Já o problema do mercado mexicano é o risco político e a mudança da tese do nearshoring. O mercado está esperando setembro, quando o presidente Andrés Manuel López Obrador vai apresentar as suas propostas para mudar a constituição ao novo parlamento, antes que chegue a nova presidente presidente Claudia Sheinbaum em outubro, para ter uma visão mais clara da política por lá. Nossa aposta é que vai ser mostrado que houve um exagero, não serão feitas mudanças tão radicais e os investidores irão voltar.
Como você lê essa correção no mercado? Ela pode seguir por mais tempo?
O mercado desenvolvido, em especial os EUA, estava renovando máximas. Essa correção agora foi rápida, mas não só era esperado como achamos que era necessária para tirar esses trades lotados de investidores. E essas correções podem durar mais alguns dias e que isso seja saldável, tem que seguir mais tempo. Quando acabar, vai gerar um nível de entrada interessante nos mercados globais.

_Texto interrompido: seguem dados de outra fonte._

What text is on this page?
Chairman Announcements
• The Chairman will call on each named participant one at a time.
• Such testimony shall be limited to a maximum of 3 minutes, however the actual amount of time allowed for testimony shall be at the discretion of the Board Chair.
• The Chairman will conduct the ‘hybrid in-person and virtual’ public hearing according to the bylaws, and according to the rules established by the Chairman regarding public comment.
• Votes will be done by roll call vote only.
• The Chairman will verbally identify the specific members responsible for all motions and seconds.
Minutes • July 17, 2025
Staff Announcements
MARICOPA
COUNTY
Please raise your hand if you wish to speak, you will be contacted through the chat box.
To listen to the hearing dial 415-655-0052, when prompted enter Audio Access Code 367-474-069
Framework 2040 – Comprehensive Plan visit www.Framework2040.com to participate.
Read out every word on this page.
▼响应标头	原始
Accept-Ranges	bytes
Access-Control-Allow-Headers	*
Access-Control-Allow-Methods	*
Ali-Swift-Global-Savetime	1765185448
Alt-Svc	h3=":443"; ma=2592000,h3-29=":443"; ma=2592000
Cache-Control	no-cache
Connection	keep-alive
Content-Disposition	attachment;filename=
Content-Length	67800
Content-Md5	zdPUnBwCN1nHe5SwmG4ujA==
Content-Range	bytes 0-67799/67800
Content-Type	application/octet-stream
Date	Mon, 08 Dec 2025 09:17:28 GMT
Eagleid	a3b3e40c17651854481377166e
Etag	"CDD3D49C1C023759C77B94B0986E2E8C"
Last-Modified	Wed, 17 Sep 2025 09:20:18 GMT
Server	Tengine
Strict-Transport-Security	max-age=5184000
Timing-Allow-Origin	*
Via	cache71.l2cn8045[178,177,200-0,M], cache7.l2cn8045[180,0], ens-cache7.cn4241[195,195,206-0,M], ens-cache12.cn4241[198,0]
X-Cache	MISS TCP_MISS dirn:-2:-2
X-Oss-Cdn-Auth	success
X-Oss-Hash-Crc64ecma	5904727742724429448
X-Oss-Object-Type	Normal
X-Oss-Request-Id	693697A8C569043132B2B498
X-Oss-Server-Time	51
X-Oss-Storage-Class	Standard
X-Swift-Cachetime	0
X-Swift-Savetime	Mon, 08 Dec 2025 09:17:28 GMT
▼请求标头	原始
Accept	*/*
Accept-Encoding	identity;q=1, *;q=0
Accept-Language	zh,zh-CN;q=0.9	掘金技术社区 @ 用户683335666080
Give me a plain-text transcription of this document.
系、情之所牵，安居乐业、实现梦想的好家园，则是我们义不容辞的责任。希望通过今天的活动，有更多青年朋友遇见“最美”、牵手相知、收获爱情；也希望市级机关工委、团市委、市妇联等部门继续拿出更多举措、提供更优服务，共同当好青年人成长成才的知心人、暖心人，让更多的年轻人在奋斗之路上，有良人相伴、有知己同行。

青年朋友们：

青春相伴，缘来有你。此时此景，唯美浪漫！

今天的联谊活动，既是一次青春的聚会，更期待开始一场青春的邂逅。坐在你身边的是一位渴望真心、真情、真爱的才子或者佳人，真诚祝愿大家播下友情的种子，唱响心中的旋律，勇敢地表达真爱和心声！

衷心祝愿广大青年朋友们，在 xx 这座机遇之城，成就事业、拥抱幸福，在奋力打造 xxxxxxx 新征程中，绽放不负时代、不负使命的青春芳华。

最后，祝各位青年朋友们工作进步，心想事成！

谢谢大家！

Essa maior aversão ao risco pode impactar na atratividade dos mercados emergentes?
Não achamos. Esse movimento de risk off é a saída dos investidores do risco onde estavam, como tecnologia nos EUA etc. Já os emergentes, cair também um pouco, mas muito menos, pois já não há mais tantos investidores. Os investidores internacionais já deixaram o Brasil há um tempo. Essa é a verdade. Como se diz no mercado, os vendedores marginais são muito poucos...
Também vimos uma grande desvalorização do real e de outras moedas latinas. Isso deve continuar?
O peso mexicano deve continuar depreciando. Já o real já desvalorizou bastante, pelo tema do risco fiscal e agora teve mais esse movimento. Não achamos que tem mais margem para desvalorização. O que vai levar ou não a uma valorização é a conjuntura fiscal.
Essas moedas podem se tornar interessantes novamente?
De fato, se pensarmos que o Brasil está com ativos desvalorizados e com a moeda já no máximo de sua desvalorização seria um ponto de entrada interessante. Mas a verdade é que os investidores globais estão olhando outras coisas. Os problemas internos aqui no Brasil, que não ajudam a valorizar os ativos, e que depois dessa correção provavelmente os ativos lá fora ficaram bem interessantes. Mas se haverá alguma retomada de atratividade para a América Latina acreditamos que será para o México, que tem uma tese interessante com o nearshoring e foi duramente punido por ruídos políticos.